L’autre jour un gamin qui trainait dans mon quartier m’adresse la parole alors que j’avais le nez sous le capot de ma fourgonnette et mes deux mains dans le cambouis juste en dessous.
Et ce jeune visiteur de me demander :
– S’il te plaît, dessine moi un lapin !
– Un lapin ? Mais qu’est ce que tu voudrais en faire ?
– Je ne sais pas encore ! Un signe.. L’incarnation d’une année.. un symbole chinois.. J’hésite, car ça dépend aussi du style de lapin que tu me dessineras…
– Ben… comme tu pourras peut-être le deviner mon p’tit gars, tu ne t’y es pas pris pas au meilleur moment pour que je te délivre une performance artistique sur mesure. Surtout qu’en ce moment précis, je pourrais tout juste te pondre un monochrome impressionniste brossé à l’huile moteur. Disons, par exemple, un gros plan sur une clé de douze sur canevas de chiffon tendu. L’avantage, c’est que cette prestation là ne me prendrait pas le reste de la journée…
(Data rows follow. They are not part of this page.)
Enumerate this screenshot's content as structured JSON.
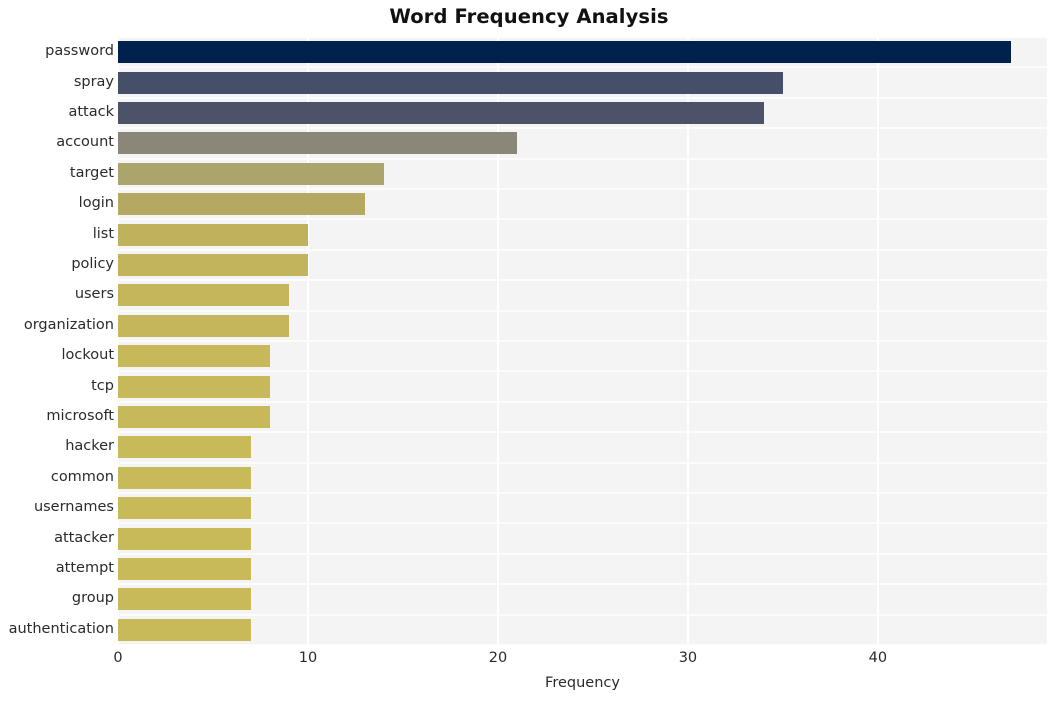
{
  "chart_data": {
    "type": "bar",
    "orientation": "horizontal",
    "title": "Word Frequency Analysis",
    "xlabel": "Frequency",
    "ylabel": "",
    "xlim": [
      0,
      48.9
    ],
    "xticks": [
      0,
      10,
      20,
      30,
      40
    ],
    "xtick_labels": [
      "0",
      "10",
      "20",
      "30",
      "40"
    ],
    "grid": true,
    "legend": "none",
    "categories": [
      "password",
      "spray",
      "attack",
      "account",
      "target",
      "login",
      "list",
      "policy",
      "users",
      "organization",
      "lockout",
      "tcp",
      "microsoft",
      "hacker",
      "common",
      "usernames",
      "attacker",
      "attempt",
      "group",
      "authentication"
    ],
    "values": [
      47,
      35,
      34,
      21,
      14,
      13,
      10,
      10,
      9,
      9,
      8,
      8,
      8,
      7,
      7,
      7,
      7,
      7,
      7,
      7
    ],
    "bar_colors": [
      "#00204e",
      "#454f69",
      "#4c5369",
      "#8a8678",
      "#aba46c",
      "#b5a863",
      "#c0b25d",
      "#c2b45c",
      "#c5b65b",
      "#c5b65b",
      "#c7b85a",
      "#c7b85a",
      "#c7b85a",
      "#c9ba59",
      "#c9ba59",
      "#c9ba59",
      "#c9ba59",
      "#c9ba59",
      "#c9ba59",
      "#c9ba59"
    ]
  },
  "style": {
    "figure_background": "#ffffff",
    "plot_background": "#f4f4f5",
    "grid_color": "#ffffff",
    "title_color": "#111111",
    "tick_color": "#2b2b2b"
  }
}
– Ah, c’est dommage ! Et une carotte ? A la place du lapin, dessine moi une carotte, s’il te plaît ?
– Ca c’est une excellente idée jeune homme ! Et là, on est clairement sur un projet et des délais raisonnables. Si tu reviens d’ici une demie heure, sauf embrouille de dernière minute, je pourrai même te dessiner une autoroute de carottes…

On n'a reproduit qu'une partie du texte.